I’ve been looking at the map of Nova Scotia, and we’re staying in a little town right in the center of Cape Breton Island.  Baddeck is on the western shore of the upper arm of Bras d’Or Lake.  (While I know this means Arm of Gold, all I can picture in my head is that gigantic gold push up bra Wonder Woman wears.  Either that or I want to call it Brass Door Lake, just because I can.  Ugly American.)

We picked Baddeck because it allows us to take day trips to both sides of the island.  The Cabot Trail is to our west, and we will spend at least one day riding that and touring Cape Breton Highlands National Park.  There’s not a lot going on up there, but we’ll pack a lunch and just go see the sea.   There are all sorts of little side roads that lead to isolated fishing villages, and we’ll probably take at least one of those detours.  From what I can tell, what roads do turn inland only go so far as the lake with the best fishing.

To the east is the rest of the Bras d’Or Lake, a saltwater lake system which accounts for about ten percent of the area of the island. The towns of Glace Bay and New Waterford are located on the northernmost coast of the island, while Sydney is located on one of the inner harbors.  There are a few other villages and small towns and hundreds of lakes, on this side of the island.  Fortress Louisbourg is located here facing generally southeast overlooking the Atlantic.

I know that these are some of the places we’ll be going on the second half of our trip, so there will be much more to talk about.

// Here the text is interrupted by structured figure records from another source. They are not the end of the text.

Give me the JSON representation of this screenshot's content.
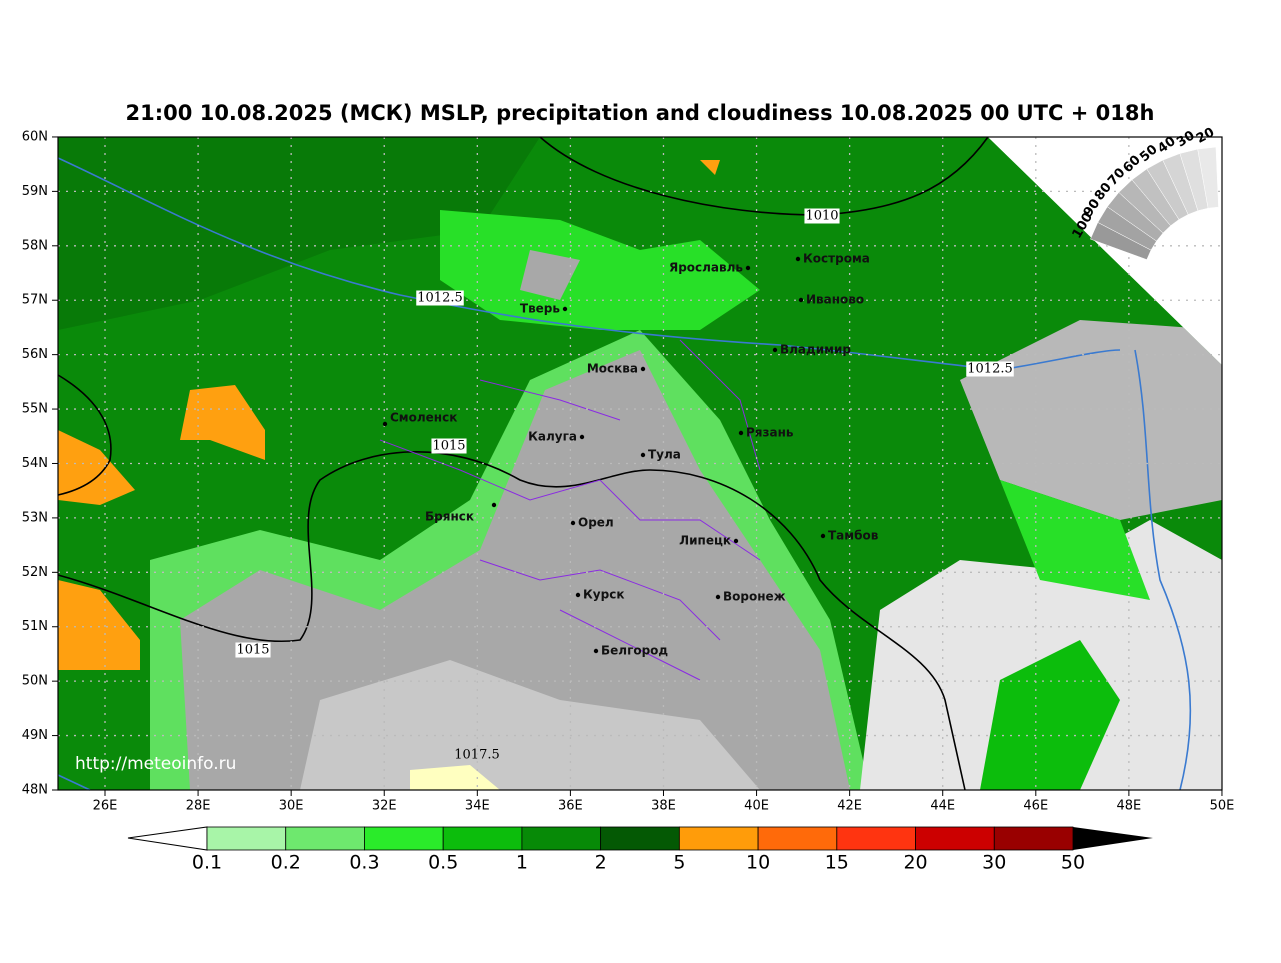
{
  "header": {
    "title": "21:00 10.08.2025 (МСК) MSLP, precipitation and cloudiness 10.08.2025 00 UTC + 018h"
  },
  "map": {
    "lat_ticks": [
      "48N",
      "49N",
      "50N",
      "51N",
      "52N",
      "53N",
      "54N",
      "55N",
      "56N",
      "57N",
      "58N",
      "59N",
      "60N"
    ],
    "lon_ticks": [
      "26E",
      "28E",
      "30E",
      "32E",
      "34E",
      "36E",
      "38E",
      "40E",
      "42E",
      "44E",
      "46E",
      "48E",
      "50E"
    ],
    "isobar_labels": [
      "1010",
      "1012.5",
      "1012.5",
      "1015",
      "1015",
      "1017.5"
    ],
    "cities": [
      "Ярославль",
      "Кострома",
      "Иваново",
      "Тверь",
      "Владимир",
      "Москва",
      "Смоленск",
      "Рязань",
      "Калуга",
      "Тула",
      "Брянск",
      "Орел",
      "Липецк",
      "Тамбов",
      "Курск",
      "Воронеж",
      "Белгород"
    ],
    "watermark": "http://meteoinfo.ru"
  },
  "cloud_scale": {
    "labels": [
      "100",
      "90",
      "80",
      "70",
      "60",
      "50",
      "40",
      "30",
      "20"
    ]
  },
  "colorbar": {
    "labels": [
      "0.1",
      "0.2",
      "0.3",
      "0.5",
      "1",
      "2",
      "5",
      "10",
      "15",
      "20",
      "30",
      "50"
    ]
  }
}
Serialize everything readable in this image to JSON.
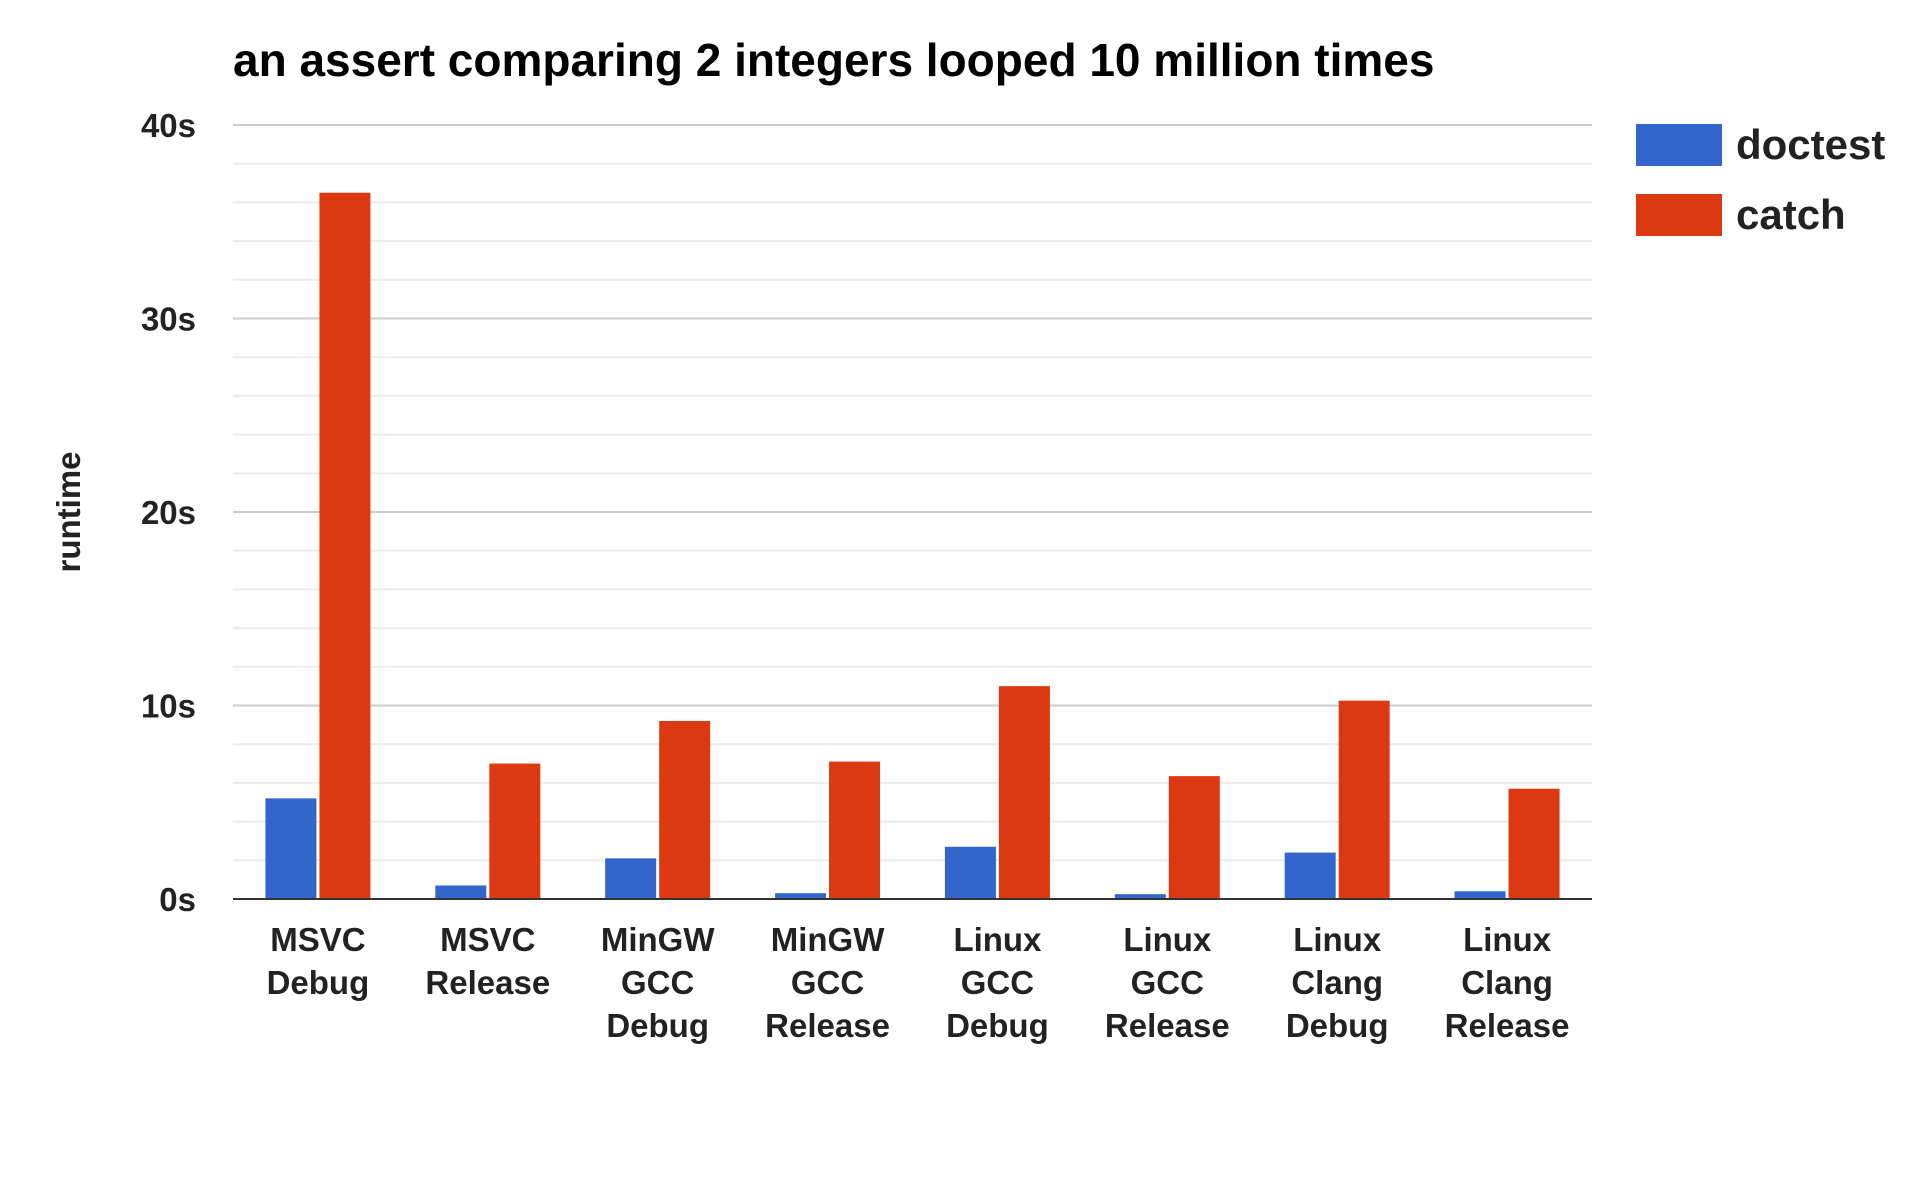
{
  "chart_data": {
    "type": "bar",
    "title": "an assert comparing 2 integers looped 10 million times",
    "xlabel": "",
    "ylabel": "runtime",
    "ylim": [
      0,
      40
    ],
    "y_ticks": [
      {
        "value": 0,
        "label": "0s"
      },
      {
        "value": 10,
        "label": "10s"
      },
      {
        "value": 20,
        "label": "20s"
      },
      {
        "value": 30,
        "label": "30s"
      },
      {
        "value": 40,
        "label": "40s"
      }
    ],
    "minor_gridlines_per_major": 5,
    "grid": true,
    "legend_position": "top-right",
    "categories": [
      [
        "MSVC",
        "Debug"
      ],
      [
        "MSVC",
        "Release"
      ],
      [
        "MinGW",
        "GCC",
        "Debug"
      ],
      [
        "MinGW",
        "GCC",
        "Release"
      ],
      [
        "Linux",
        "GCC",
        "Debug"
      ],
      [
        "Linux",
        "GCC",
        "Release"
      ],
      [
        "Linux",
        "Clang",
        "Debug"
      ],
      [
        "Linux",
        "Clang",
        "Release"
      ]
    ],
    "series": [
      {
        "name": "doctest",
        "color": "#3366cc",
        "values": [
          5.2,
          0.7,
          2.1,
          0.3,
          2.7,
          0.25,
          2.4,
          0.4
        ]
      },
      {
        "name": "catch",
        "color": "#dc3912",
        "values": [
          36.5,
          7.0,
          9.2,
          7.1,
          11.0,
          6.35,
          10.25,
          5.7
        ]
      }
    ]
  }
}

For some frame of reference, Cape Breton Island is further south than London, England.  As Americans, we tend to think of Canada as some frozen wasteland, but really that’s all based on geographic location.   Being surrounded by the ocean helps to moderate the climate, making it rainier and warmer in the winter, and rainier and cooler in the summer than further inland.

It’s weird that the island has two distinct types of geography. The southern half of the island looks like it’s been carved by glacier activity filled with pothole lakes and the long slender lakes that indicate receding ice mass.  (Mind you, I know ridiculously little about land formation and geology/geography I’m just telling you what it looks like to me.  Efforts to find some sort of background data results in Rodinia or Pangea references which are a little too far in the background for what I was looking for.) The northern half, on the other hand, seems more like, you know, land.  There’s a greater change in elevation and seems to be more farmable land.   The divide is the main Bras d’Or Lake.

I wonder if there’s the whole us versus them culture on the island.  Do the people who live off the land in the northern portion of the island have issues with the people who live on the southern half and appear to be primarily maritime based?  If I go and ask stupid questions is anyone going to smack me upside the head?  Will there be anyone I can ask stupid questions?  Is there an annual Lumberjack v. Fisherman football game? (There’s a soccer match I’d pay to see.)  Will having answers to my stupid questions make any difference?  Is this a stupid question?

I’m sure I’ll come up with more fun facts and questions that will make this seem more like summer school and less like a road trip as time goes on.